Kata-katanya begitu rendah, nasihat yang menyakitkan tapi sangat mendalam dan akan selalu teringat, ini adalah nasihat yang pertama kali masuk dalam otak sekaligus terkunci di dalamnya. Aku berjanji kepadanya untuk tidak melupakan kata-katanya, setidaknya hal ini membuat mulutnya sedikit tersenyum. Setelah angkat kaki dari istananya aku menuju tabib setempat untuk mencari beberapa obat penghilang rasa sakit, atau apapun itu yang mampu membantu wanita yang sedang menunggu, meskipun aku tak tau.

Penerapan menyayangi waktu akan aku lakukan dalam hal mencari tabib kali ini. Aku bertanya kepada pasukan templar setempat yang sedang melakukan patroli mengatakan, sudah sangat sedikit tabib yang ada di Firenze semenjak pendeta setempat mengira para tabiblah yang menyebabkan kasus black death disalah satu bagian dari Italia, namun saat tabib terbukti bahwa tabib tidak bersalah, sudah banyak tabib yang terbunuh karena eksekusi yang seharusnya tidak diberikan kepada mereka. Tapi dikatakan bahwa aku masih bisa menemukan beberapa tabib yang lolos dari inspeksi awal, dan membuka praktiknya tidak jauh dari sini.

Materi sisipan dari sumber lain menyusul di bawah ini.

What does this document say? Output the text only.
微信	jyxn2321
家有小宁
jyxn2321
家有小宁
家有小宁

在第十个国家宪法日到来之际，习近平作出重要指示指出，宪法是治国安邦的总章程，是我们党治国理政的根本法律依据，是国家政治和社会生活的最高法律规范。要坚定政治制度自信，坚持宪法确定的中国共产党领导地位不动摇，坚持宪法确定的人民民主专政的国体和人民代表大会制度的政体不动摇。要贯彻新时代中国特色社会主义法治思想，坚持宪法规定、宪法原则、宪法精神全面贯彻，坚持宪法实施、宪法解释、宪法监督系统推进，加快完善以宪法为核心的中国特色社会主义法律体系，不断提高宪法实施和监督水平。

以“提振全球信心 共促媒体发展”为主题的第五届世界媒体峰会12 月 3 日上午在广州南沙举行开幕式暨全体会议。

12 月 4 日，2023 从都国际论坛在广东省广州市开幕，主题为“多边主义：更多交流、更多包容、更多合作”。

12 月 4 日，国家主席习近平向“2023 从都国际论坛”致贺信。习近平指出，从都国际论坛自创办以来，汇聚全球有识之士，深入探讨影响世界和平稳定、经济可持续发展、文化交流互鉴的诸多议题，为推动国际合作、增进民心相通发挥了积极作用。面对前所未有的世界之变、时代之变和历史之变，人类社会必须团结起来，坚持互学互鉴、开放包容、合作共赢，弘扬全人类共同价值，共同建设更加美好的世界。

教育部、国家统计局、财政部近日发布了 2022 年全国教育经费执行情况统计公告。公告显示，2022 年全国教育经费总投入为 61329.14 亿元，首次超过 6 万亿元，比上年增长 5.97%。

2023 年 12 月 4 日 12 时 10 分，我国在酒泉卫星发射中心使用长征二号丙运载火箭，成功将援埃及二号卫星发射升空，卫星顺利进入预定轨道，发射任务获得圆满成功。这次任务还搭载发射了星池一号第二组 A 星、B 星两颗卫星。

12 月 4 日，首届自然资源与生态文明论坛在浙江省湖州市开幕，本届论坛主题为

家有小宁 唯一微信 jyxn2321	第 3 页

Dan memang benar aku langsung menemukan tabib yang dibicarakan para penjaga pendeta tersebut. Bagaimana tidak, banyak orang dengan berbagai luka berlalu-lalang didepan rumah dengan tulisan besar tertera di atas rumahnya ; Medico.
"Salve, dottore" "Silahkan masuk, ada yang bisa saya bantu?" 
"Aku mencari ramuan atau perban dengan rempah obat-obatan yang bisa meredakan lebam disekitar tangan dan punggung, apa kau bisa meramukanya untukku?" kupercepat hingga tidak ada basa-basi dalam permintaanku kali ini, waktu terus mengalir, matahari terus tergelincir dengan cepat"
 "Mudah saja, tiga menit" Aku melihat tabib ini mengambil 3 siung bawang putih, dengan siraman madu. Cukup dengan menghancurkanya dan memasukanya kepada botol kaca berwarna hijau. "Siramkan ini pada perban yang ingin kau gunakan, jangan sampai ada yang terbuang, madu sangat mahal" "Baiklah dengan hal itu, berapa biayanya?" "Aku baru menemui mu untuk yang pertama kali pada hari ini, meskipun sepertinya aku pernah melihat wajah sepertimu, beruntunglah bagimu aku merasa kau hanyalah orang baru, mungkin pikirku hanya sebuah Deja Vu, dan beruntunglah sekali lagi, setiap pelanggan yang pertama kali kepadaku, semuanya adalah gratis. Arrivederci, ciao!"
Jujur saja aku kaget, senang, dan kaget. Dia mengatakan salam perpisahan dan kembali menuju tempat kerjanya dengan cepat. Ah sudahlah tidak ada waktu untuk memikirkan tabib itu. Aku langsung berlari kembali menuju rumah Leonardo.